In 1986 the BBC’s Domesday Project was a 20th-century Domesday Book, with text and photographs from all over the country. The data were stored on two big silver laser discs and read by a special BBC-supplied computer which understood their format. There are no laser disc readers today outside museums, and the format was one that only the special computers could read. There were some of those in museums, but would any of them still work? The project was rescued from oblivion by the skin of its teeth and the data are now available on the web. The lessons of that narrow escape have been carefully forgotten: in place of video stills in an unreadable format (unless you had the right hardware and software) the photographs are compressed in JPEG format, which is unreadable unless you have the right software.

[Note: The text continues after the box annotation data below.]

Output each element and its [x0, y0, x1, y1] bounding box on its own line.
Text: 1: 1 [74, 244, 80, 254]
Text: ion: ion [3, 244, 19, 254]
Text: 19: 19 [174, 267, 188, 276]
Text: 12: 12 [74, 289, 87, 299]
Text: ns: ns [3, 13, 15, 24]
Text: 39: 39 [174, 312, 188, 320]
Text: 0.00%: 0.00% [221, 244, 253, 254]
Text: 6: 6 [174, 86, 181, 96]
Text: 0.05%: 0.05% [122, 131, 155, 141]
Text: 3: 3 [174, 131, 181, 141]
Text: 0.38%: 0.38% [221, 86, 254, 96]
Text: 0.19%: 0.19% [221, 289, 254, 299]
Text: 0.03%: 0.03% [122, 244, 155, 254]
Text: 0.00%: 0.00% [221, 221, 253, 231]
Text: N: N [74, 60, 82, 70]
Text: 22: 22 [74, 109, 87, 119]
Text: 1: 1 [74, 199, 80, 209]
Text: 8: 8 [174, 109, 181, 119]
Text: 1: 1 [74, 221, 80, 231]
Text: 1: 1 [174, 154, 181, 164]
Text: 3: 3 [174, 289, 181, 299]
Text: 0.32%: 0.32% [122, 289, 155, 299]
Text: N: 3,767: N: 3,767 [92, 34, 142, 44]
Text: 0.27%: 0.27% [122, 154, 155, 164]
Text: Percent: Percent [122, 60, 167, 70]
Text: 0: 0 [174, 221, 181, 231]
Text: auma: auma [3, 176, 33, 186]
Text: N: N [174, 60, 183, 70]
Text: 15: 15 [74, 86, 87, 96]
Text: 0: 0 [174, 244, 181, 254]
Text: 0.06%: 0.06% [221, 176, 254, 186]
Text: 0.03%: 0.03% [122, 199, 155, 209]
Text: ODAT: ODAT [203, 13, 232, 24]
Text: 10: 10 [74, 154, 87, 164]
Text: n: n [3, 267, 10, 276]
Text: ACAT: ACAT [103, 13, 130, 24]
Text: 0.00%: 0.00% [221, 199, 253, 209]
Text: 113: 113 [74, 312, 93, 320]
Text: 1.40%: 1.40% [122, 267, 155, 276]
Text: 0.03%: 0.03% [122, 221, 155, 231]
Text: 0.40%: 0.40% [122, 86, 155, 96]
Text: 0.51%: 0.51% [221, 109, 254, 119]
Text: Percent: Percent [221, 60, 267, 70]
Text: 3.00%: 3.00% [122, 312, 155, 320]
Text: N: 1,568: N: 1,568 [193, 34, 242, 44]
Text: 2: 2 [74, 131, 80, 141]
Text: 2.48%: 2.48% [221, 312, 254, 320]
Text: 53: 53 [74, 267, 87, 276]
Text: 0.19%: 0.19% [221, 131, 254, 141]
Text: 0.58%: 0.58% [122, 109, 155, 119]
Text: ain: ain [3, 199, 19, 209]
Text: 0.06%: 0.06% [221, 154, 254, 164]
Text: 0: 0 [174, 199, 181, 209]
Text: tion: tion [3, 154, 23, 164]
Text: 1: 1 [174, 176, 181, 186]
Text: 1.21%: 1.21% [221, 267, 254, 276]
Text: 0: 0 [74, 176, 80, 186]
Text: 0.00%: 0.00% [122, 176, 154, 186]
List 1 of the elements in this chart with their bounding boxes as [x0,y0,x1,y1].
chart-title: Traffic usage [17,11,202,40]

Moreover, unlike the laser discs, nobody actually has the new Domesday data. We all have to rely on the BBC existing for ever and being for ever willing to keep them available to us. As available as Compuserve, BIX, or AOL? In a format as readily readable as 8″ floppy disks, Amstrad 3″ disks in their special cases, or the Sinclair Microdrive?

Meanwhile the special hardware required to read the Rosetta Stone is widely available, on either side of your nose; and the software is readily learned. The oldest photograph in the world dates from Spring 1838 and is readable with the same equipment (and no software). But what photographs does this generation have which will be readable in 175 years’ time?

There is an enjoyable article on digital preservation here. At least, there was when I wrote this blog entry. The link may rot at any moment.